Researchers Dare AI Experts To Crack New GOTCHA Password Scheme
alphadogg writes "If you can't tell the difference between an inkblot that looks more like 'body builder lady with mustache and goofy in the center' than 'large steroid insect with big eyes,' then you can't crack passwords protected via a new scheme created by computer scientists that they've dubbed GOTCHA. GOTCHA, a snappy acronym for the decidedly less snappy Generating panOptic Turing Tests to Tell Computers and Humans Apart, is aimed at stymying hackers from using computers to figure out passwords, which are all too often easy to guess. GOTCHA, like its ubiquitous cousin CAPTCHA, relies on visual cues that typically only a human can appreciate. The researchers don't think that computers can solve the puzzles and have issued a challenge to fellow security researchers to use artificial intelligence to try to do so. You can find the GOTCHA Challenge here."
I feel like they mind as well have asked me to paint a picture which best conveys my ex-girlfriend's LiveJournal post from 2001.
Turns out i am a computer. Couldn't have figured it out myself!
Did the researchers ever try having someone not on their team pass this test? There's no way anyone could figure out which ink blot is which unless they were involved in the naming process.
I dare them to take their scheme to the streets and fairly find 1000 people that can get them right.
It might actually be worse, since the scheme describes providing a list of descriptions to choose from, one of which is the one that the user originally provided when the inkblot was generated.

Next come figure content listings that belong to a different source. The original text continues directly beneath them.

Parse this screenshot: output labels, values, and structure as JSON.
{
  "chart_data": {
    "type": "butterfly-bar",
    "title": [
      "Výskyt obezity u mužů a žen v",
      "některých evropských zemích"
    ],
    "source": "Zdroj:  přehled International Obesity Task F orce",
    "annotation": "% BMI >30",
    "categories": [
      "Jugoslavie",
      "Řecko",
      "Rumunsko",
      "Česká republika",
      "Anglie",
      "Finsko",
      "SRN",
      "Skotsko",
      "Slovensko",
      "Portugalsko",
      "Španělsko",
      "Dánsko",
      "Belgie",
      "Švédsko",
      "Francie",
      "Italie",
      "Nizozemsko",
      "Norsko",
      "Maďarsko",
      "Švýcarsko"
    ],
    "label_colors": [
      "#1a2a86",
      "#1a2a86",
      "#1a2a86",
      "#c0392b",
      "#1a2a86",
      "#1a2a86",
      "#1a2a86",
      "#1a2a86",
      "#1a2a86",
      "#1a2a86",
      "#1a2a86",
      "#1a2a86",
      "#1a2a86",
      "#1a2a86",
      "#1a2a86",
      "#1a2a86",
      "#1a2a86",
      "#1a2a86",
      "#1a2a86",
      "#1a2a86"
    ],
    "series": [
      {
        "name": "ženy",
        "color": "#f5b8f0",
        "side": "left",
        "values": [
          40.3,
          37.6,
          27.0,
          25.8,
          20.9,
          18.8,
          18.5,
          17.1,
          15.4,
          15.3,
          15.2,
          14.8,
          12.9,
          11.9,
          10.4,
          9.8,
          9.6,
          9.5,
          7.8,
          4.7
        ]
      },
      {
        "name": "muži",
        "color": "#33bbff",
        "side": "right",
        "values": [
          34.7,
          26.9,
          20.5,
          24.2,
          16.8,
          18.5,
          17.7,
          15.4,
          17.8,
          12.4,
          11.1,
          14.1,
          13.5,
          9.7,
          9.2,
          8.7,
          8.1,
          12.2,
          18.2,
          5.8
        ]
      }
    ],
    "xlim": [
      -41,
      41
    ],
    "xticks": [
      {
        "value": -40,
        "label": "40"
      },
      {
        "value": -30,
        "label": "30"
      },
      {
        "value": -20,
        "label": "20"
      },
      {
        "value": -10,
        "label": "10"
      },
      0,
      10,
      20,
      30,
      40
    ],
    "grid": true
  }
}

Any CAPTCHA-style scheme that has to rely on a list of options (either because the cues are too vague, or because the answers aren't trivially expressible with a mouse and keyboard(or, now, a touchscreen...) inherently runs into the issue that even a bot of essentially zero skill can now achieve a 1/n success rate, for an n length list of options; by pure chance. Unless you want to piss off your users a lot, 1/n is probably actually going to be unnervingly good starting odds, for a trivial scraper-level bot, and the options list also means that any more sophisticated AI approach has a relatively small and discrete universe of possibilities to deal with.
Too bad for you, because C# is an awesome language that absolutely doesn't require Windows or .NET or Mono.
A common man who cares about being able to remember an inkblot later on would describe it with specifics, like "five blue on top and three blue on bottom." This is quite parseable by a computer. The associative descriptions that the authors are hoping for are just not going to happen. Never. An association is a fleeting thing, especially when you are dealing with a random inkblot.
Far more importantly, the inconvenience of matching those images will be so great that the web sites will lose audience, and the site owner will drop this stupidity.
Most importantly, the method does not protect the customer - it only protects the web site owner. (A hacker can always figure out, with patience and time, which description fits what inkblot.) This means that millions of customers will be forced to endure this torture just for convenience of the site operator. This isn't going to fare well.
This is kind of like people used to design cryptography before there were sound mathematical and information theoretic results: "Hey, this looks complicated to us. It must be a good crypto algorithm. Bet you can't break it."
Unlike cryptography, this actually looks like a solution in search of a problem.